Była kiedyś dobra komedia pod tytułem „Cztery wesela i pogrzeb”. Dzisiaj mieliśmy „Cztery dymisje i jedno powołanie”. To nie jest komedia, raczej komediodramat. A raczej nudny telewizyjny tasiemiec w stylu „Mody na sukces”. Polacy mają problemy ze śledzeniem, czy Jarosław Kaczyński jest czy nie jest w rządzie.
To są zabawy w PiS-owskiej piaskownicy, które nie mają żadnego przełożenia na życie ludzi. Kogo obchodzi czy jeden czy drugi PiS-owski prominent został ministrem bez teki. Zajmowanie się takimi sprawami pokazuje, że politycy PiS są oderwani od życia Polek i Polaków. Bardziej interesuje ich to, kto jaką limuzyną będzie jeździł a nie to ile w sklepie kosztuje litr oleju.

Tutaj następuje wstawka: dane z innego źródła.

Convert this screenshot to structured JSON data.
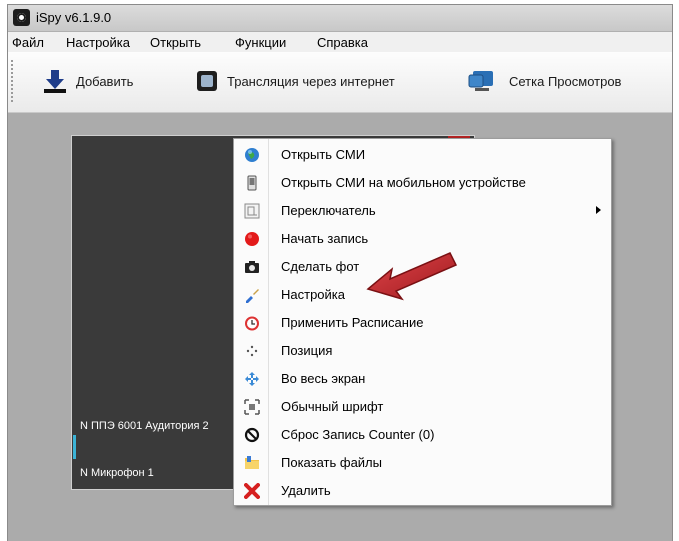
{
  "window": {
    "title": "iSpy v6.1.9.0"
  },
  "menubar": {
    "items": [
      "Файл",
      "Настройка",
      "Открыть",
      "Функции",
      "Справка"
    ]
  },
  "toolbar": {
    "add_label": "Добавить",
    "broadcast_label": "Трансляция через интернет",
    "grid_label": "Сетка Просмотров"
  },
  "camera": {
    "label": "N  ППЭ 6001 Аудитория 2",
    "mic_label": "N  Микрофон 1"
  },
  "context_menu": {
    "items": [
      {
        "label": "Открыть СМИ",
        "icon": "globe-icon"
      },
      {
        "label": "Открыть СМИ на мобильном устройстве",
        "icon": "mobile-phone-icon"
      },
      {
        "label": "Переключатель",
        "icon": "switch-icon",
        "submenu": true
      },
      {
        "label": "Начать запись",
        "icon": "record-icon"
      },
      {
        "label": "Сделать фот",
        "icon": "camera-icon"
      },
      {
        "label": "Настройка",
        "icon": "settings-brush-icon"
      },
      {
        "label": "Применить Расписание",
        "icon": "clock-icon"
      },
      {
        "label": "Позиция",
        "icon": "position-dots-icon"
      },
      {
        "label": "Во весь экран",
        "icon": "fullscreen-arrows-icon"
      },
      {
        "label": "Обычный шрифт",
        "icon": "normal-view-icon"
      },
      {
        "label": "Сброс Запись Counter (0)",
        "icon": "reset-circle-icon"
      },
      {
        "label": "Показать файлы",
        "icon": "folder-icon"
      },
      {
        "label": "Удалить",
        "icon": "delete-x-icon"
      }
    ]
  },
  "colors": {
    "record": "#e31a1a",
    "delete": "#d62020",
    "arrow": "#c0282a",
    "mic_bar": "#3bb3d6"
  }
}
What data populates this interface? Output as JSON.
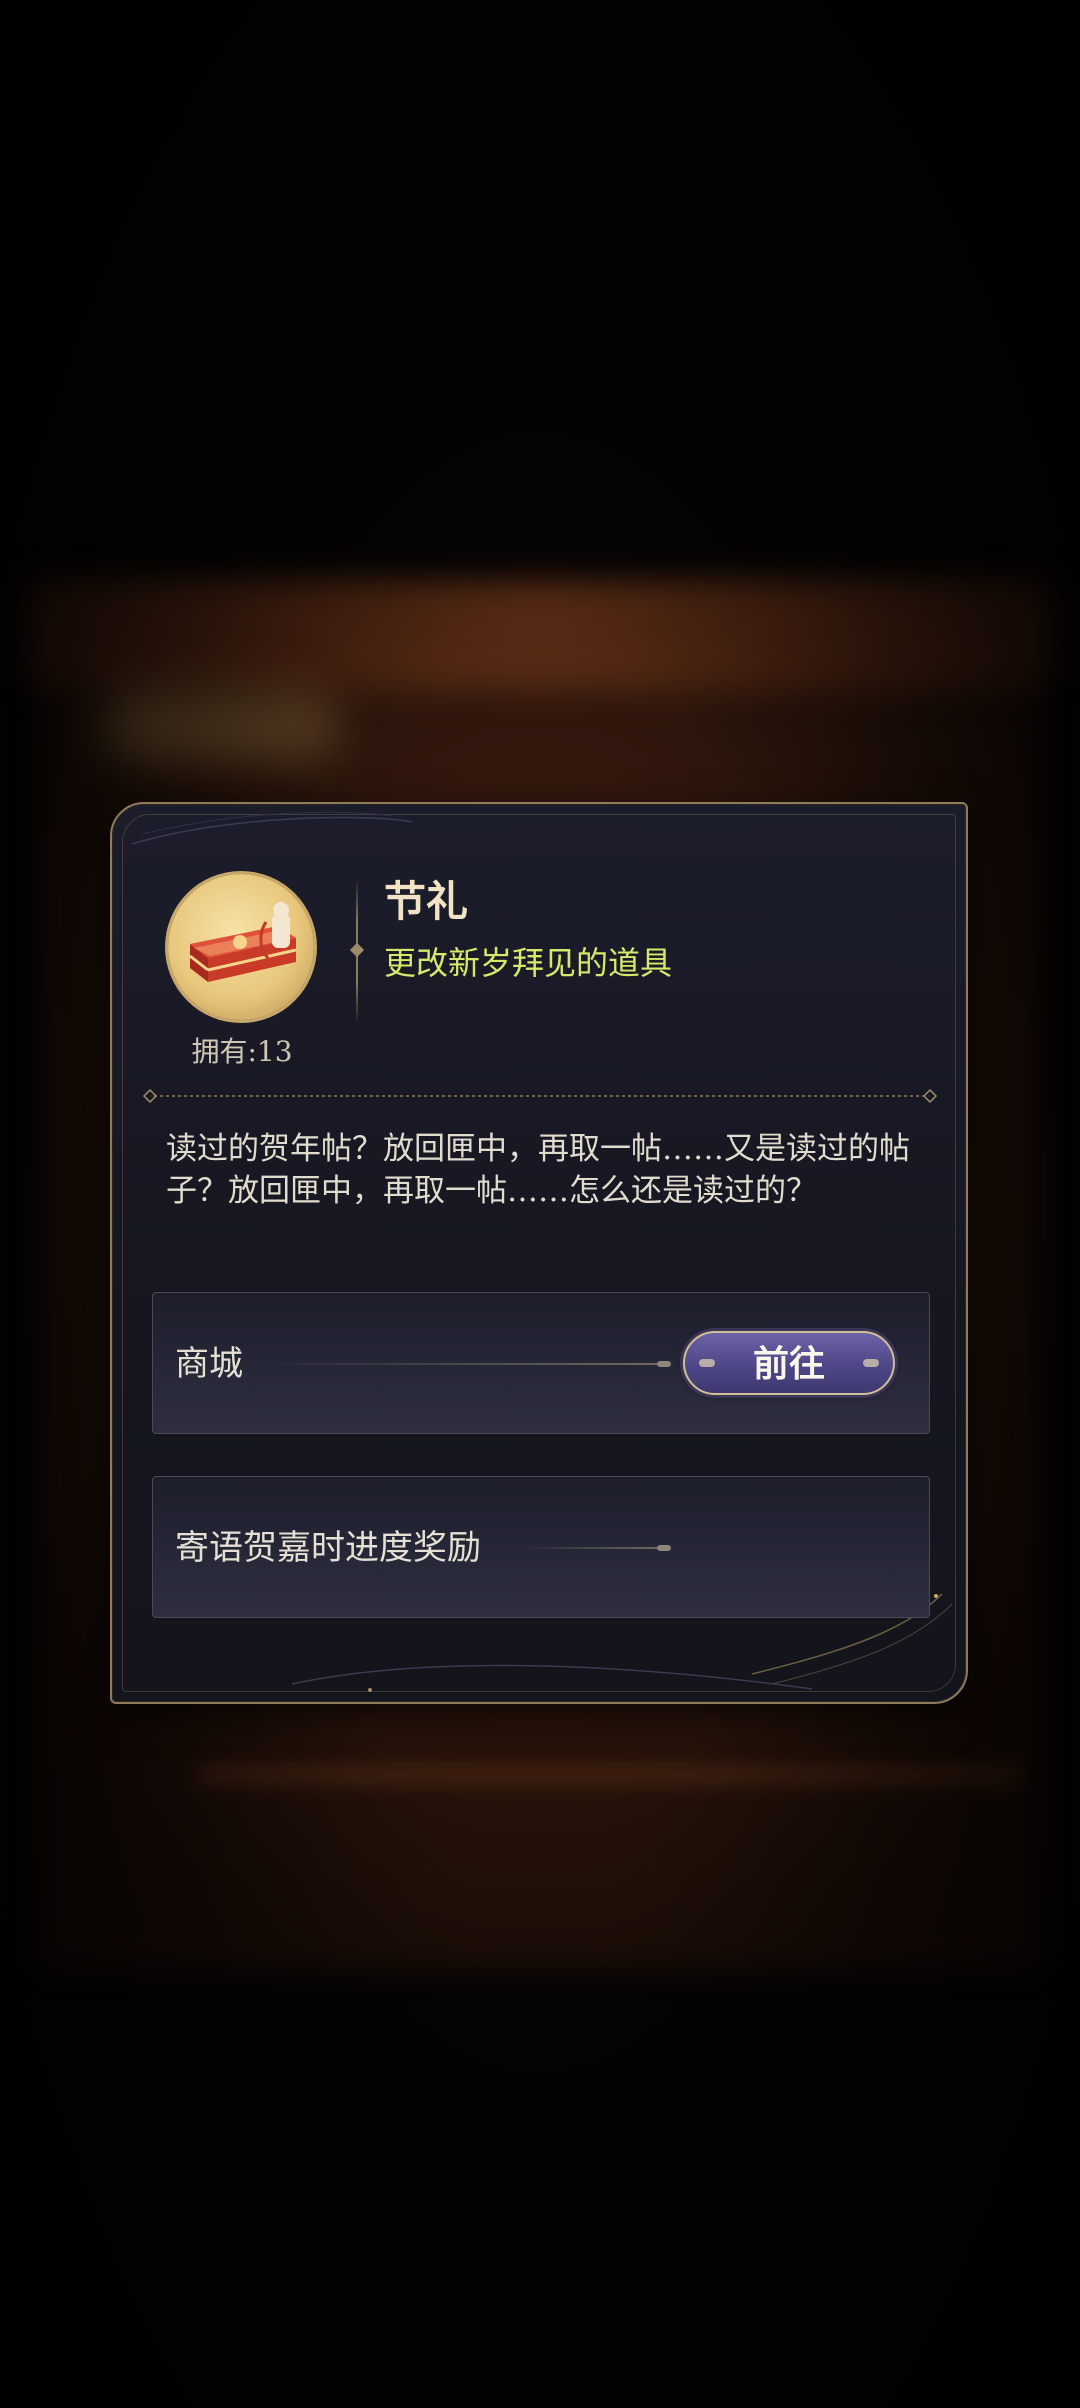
{
  "item": {
    "name": "节礼",
    "description": "更改新岁拜见的道具",
    "owned": "拥有:13",
    "flavor_text": "读过的贺年帖？放回匣中，再取一帖……又是读过的帖子？放回匣中，再取一帖……怎么还是读过的？",
    "icon": "gift-box-icon"
  },
  "sources": [
    {
      "label": "商城",
      "button_label": "前往"
    },
    {
      "label": "寄语贺嘉时进度奖励"
    }
  ],
  "colors": {
    "dialog_bg": "#1a1b27",
    "border_gold": "#8f7a5a",
    "description_green": "#d7e86a",
    "button_purple": "#4e4787"
  }
}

Gdyby Mariusz Błaszczak dostał dymisję za sprawę rosyjskiej rakiety i zwalanie winy na generałów to rozumiałbym o co chodzi. Jeśli Błaszczak przestaje być wicepremierem a pozostaje ministrem to jest to kpina z ludzi.
Nie rozumiem co to za pomysł, że Kaczyński ma zostać wicepremierem, aby ratować kampanię PiS-u. Jeśli Kaczyński chce ratować kampanię Prawo i Sprawiedliwość to powinien zostać szefem sztabu. Nie po to płacimy komuś za sprawowanie funkcji wicepremiera, aby ta osoba zajmowała się sprawami partii siedząc w Alejach Ujazdowskich.